When we simulated micro circuit activity in response to sensory stimuli, we observed that pairwise correlations in neuronal activity increased with the number and dimension of the directed cliques to which a pair of neurons belongs, indicating that the hierarchical structure of the network shapes a hierarchy of correlated activity. In fact, we found a hierarchy of correlated activity between neurons even within a single directed clique. During activity, many more high-dimensional directed cliques formed than would be expected from the number of active connections, further suggesting that correlated activity tends to bind neurons into high-dimensional active cliques.”

The question now is what do these multi-dimensional sand castles do? With what frequency and complexity do they arise?  Are there minds that can abstract beyond the 11 dimensions they eluded to in this research. What is the average number of sand castle dimensions most people have?  Is more sand castles better and more conducive to complex thoughts? Is there a minimum for consciousness?

As more and more of this kind of new vision to see the impossible comes available. We must have the perspective that we are just beginning our journey of understanding the Universe.  Our minds are the most complex and most purely unknown construct we are aware of. To claim to know all the abilities our brain has is folly. Our consciousness and thus our potential is limitless. As we learn more and more about how consciousness plays a part in everything we must expand our idea of what is possible.

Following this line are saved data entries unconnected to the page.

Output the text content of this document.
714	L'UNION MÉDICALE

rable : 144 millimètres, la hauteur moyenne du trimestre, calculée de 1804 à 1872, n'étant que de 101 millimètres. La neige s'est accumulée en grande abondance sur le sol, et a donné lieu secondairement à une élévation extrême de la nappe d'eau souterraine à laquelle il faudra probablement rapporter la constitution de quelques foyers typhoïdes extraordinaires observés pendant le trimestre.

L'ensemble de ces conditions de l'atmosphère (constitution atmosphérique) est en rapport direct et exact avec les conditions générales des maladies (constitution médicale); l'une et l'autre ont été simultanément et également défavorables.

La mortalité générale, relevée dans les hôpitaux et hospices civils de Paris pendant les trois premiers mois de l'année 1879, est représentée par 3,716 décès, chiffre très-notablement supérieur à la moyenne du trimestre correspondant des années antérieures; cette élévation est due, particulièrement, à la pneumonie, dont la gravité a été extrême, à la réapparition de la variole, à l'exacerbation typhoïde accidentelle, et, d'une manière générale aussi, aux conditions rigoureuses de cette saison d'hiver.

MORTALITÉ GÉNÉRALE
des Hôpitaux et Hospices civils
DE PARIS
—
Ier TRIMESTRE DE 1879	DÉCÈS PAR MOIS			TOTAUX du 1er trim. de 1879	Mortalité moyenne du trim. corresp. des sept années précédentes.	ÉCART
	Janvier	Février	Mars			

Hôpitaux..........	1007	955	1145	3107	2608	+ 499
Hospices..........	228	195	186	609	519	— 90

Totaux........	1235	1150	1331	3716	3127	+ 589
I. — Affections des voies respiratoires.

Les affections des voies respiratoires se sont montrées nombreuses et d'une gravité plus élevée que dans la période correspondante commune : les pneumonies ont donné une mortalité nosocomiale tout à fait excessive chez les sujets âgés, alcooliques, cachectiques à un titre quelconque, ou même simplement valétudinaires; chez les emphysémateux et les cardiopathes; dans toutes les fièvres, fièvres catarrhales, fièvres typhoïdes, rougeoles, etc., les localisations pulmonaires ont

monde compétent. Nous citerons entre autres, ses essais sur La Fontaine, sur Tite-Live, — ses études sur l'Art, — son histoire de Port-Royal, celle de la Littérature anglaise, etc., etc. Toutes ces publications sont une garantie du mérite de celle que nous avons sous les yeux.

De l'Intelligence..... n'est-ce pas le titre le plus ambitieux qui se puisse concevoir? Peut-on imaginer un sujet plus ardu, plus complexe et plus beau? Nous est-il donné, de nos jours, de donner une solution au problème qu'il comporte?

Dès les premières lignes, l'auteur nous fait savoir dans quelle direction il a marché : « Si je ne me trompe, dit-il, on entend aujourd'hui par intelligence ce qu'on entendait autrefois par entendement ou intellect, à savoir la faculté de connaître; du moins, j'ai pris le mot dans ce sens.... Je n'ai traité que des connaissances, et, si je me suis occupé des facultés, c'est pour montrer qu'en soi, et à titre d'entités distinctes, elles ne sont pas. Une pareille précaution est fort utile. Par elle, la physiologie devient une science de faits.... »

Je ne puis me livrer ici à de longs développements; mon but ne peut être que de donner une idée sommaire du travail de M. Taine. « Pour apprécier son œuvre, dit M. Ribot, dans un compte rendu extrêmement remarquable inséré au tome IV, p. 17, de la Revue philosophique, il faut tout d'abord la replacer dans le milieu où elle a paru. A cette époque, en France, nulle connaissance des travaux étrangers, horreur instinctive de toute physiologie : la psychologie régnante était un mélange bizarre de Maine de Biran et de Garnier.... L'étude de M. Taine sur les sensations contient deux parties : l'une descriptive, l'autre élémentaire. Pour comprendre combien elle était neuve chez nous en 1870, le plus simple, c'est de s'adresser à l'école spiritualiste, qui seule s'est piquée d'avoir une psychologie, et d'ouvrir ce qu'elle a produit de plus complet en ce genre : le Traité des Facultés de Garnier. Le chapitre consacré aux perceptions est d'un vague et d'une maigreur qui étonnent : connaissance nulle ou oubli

These mental neural abstractions are very interesting for many diverse reasons.  It shows how little of our own experiential essence we completely do not understand. That we are dimly even aware of it. We do not even know the right questions to ask let alone how to interpret any answers we may fabricate.

In a previous article  (Can Hyper Dimensional Alien Life Forms Exist In Our 3rd Dimensional Reality) I wrote about the possibility of higher dimension alien life being present in our 4 dimensional Universe. I hypothesized about how 11-dimensional creatures would manifest and influence us. I propose a hypothetical situation in which we, us, our consciousness in these new topological neural abstractions is just that.  These new dimensions of thought are their 4-dimensional fractional representation in our space-time.

The fractional representations that I discussed are YOU.

Your consciousness is their fractional representation here in our subset of reality.  Each individual will have a different inherent understanding of this relationship.  Each to their own ability and intellect.

Novel clothes for the Emperor indeed.